Even in cases where Protestant churches are not larping as synagogues, there is nonetheless, more often than not, a tendency to consider Judaism a pure and godly religion and a totally valid path by which Jews may achieve salvation. We now live in an era that suffers from the multiplication of capital-T Truths. The common attitude today is that everybody has their own “Truth”. The notion of a solitary, absolute Truth went out of style with the Enlightenment and Reformation. (These two huge events in European history are very closely related, by the way. I don’t have time to get into it here, but they, and the Industrial Revolution are some of the worst things that every happened and it is no coincidence that that are clustered so closed together in time.) So, Protestants, attempting to stave off any rock-throwing near their own glass house, are on the whole reluctant to criticize other rebels, including the Jews, who are, after all, “God’s Chosen People”. (Yes, that’s definitely sarcasm.)
Obviously, while indulging in the above tangent, I’ve strayed pretty far from describing my understanding of things at the time. It took a lot of time to get to where I am. Also, if you are a Protestant, am not trying to belittle your faith; please bear with me a bit longer.
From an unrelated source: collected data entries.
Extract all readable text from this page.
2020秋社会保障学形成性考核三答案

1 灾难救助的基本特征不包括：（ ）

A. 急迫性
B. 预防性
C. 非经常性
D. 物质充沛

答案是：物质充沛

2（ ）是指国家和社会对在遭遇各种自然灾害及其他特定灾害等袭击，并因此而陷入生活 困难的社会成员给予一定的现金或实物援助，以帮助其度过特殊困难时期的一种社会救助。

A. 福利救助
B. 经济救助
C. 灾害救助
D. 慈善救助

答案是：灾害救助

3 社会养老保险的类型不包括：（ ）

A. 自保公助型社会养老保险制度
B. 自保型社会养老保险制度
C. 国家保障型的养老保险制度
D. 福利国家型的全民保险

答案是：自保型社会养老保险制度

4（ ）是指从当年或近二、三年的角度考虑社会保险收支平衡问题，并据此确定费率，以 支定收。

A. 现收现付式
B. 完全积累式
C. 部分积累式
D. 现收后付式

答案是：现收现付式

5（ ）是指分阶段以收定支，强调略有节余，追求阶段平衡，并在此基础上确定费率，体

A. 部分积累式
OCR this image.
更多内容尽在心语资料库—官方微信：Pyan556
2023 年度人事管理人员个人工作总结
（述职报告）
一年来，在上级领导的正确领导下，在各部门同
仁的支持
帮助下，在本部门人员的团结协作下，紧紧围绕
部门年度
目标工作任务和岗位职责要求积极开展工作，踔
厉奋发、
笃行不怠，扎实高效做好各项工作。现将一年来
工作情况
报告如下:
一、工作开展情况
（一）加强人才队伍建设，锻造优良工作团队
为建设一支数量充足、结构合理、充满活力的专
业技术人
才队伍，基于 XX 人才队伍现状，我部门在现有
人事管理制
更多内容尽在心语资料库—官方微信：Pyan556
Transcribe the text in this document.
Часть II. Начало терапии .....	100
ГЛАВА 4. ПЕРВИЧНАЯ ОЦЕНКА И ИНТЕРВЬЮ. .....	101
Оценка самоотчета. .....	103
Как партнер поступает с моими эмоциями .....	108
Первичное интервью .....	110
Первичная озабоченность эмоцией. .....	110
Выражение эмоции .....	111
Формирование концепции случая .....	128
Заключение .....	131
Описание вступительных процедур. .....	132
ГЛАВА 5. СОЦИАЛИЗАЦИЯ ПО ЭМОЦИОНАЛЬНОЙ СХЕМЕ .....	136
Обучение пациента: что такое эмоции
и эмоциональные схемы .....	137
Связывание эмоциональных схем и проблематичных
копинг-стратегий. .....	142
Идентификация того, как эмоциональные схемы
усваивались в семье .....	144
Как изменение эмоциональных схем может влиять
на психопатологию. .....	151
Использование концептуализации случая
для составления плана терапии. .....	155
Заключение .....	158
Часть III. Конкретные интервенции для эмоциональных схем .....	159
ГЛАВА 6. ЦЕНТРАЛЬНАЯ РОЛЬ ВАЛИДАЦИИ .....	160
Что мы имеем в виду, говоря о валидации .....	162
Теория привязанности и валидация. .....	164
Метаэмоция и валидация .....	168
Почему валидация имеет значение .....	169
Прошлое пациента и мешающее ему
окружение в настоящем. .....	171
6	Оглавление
Believe me, the RCC is going to get a tongue-lashing as well…
Anyways, my wanderings in Protestantism never really got me into one of those synagogue-style churches, instead, I wound up actual Jewish synagogues. To condense my thoughts, it basically came down to: “Okay, I guess Christianity is a disordered mess, plus it’s gay-friendly and demands weakness, plus they always defer to the Jews, i.e., God’s Chosen People, who, after all, according to just about every Christian, have their own totally valid way to Salvation, so why not just check them out? I did know at the time that (non-Orthodox) Jews were almost always extremely liberal, but the religious (i.e., Orthodox) ones that I had made acquaintance with seemed cool. At first glance, they seem really conservative, they have a vital and tight-knit community, they demand actual achievement from their kids, they are organized and hierarchical, they live in a patriarchy, and they are really intelligent. Plus, they live out (or so it seems) all the Old Testament customs that Protestantism had taught me to revere with near envy.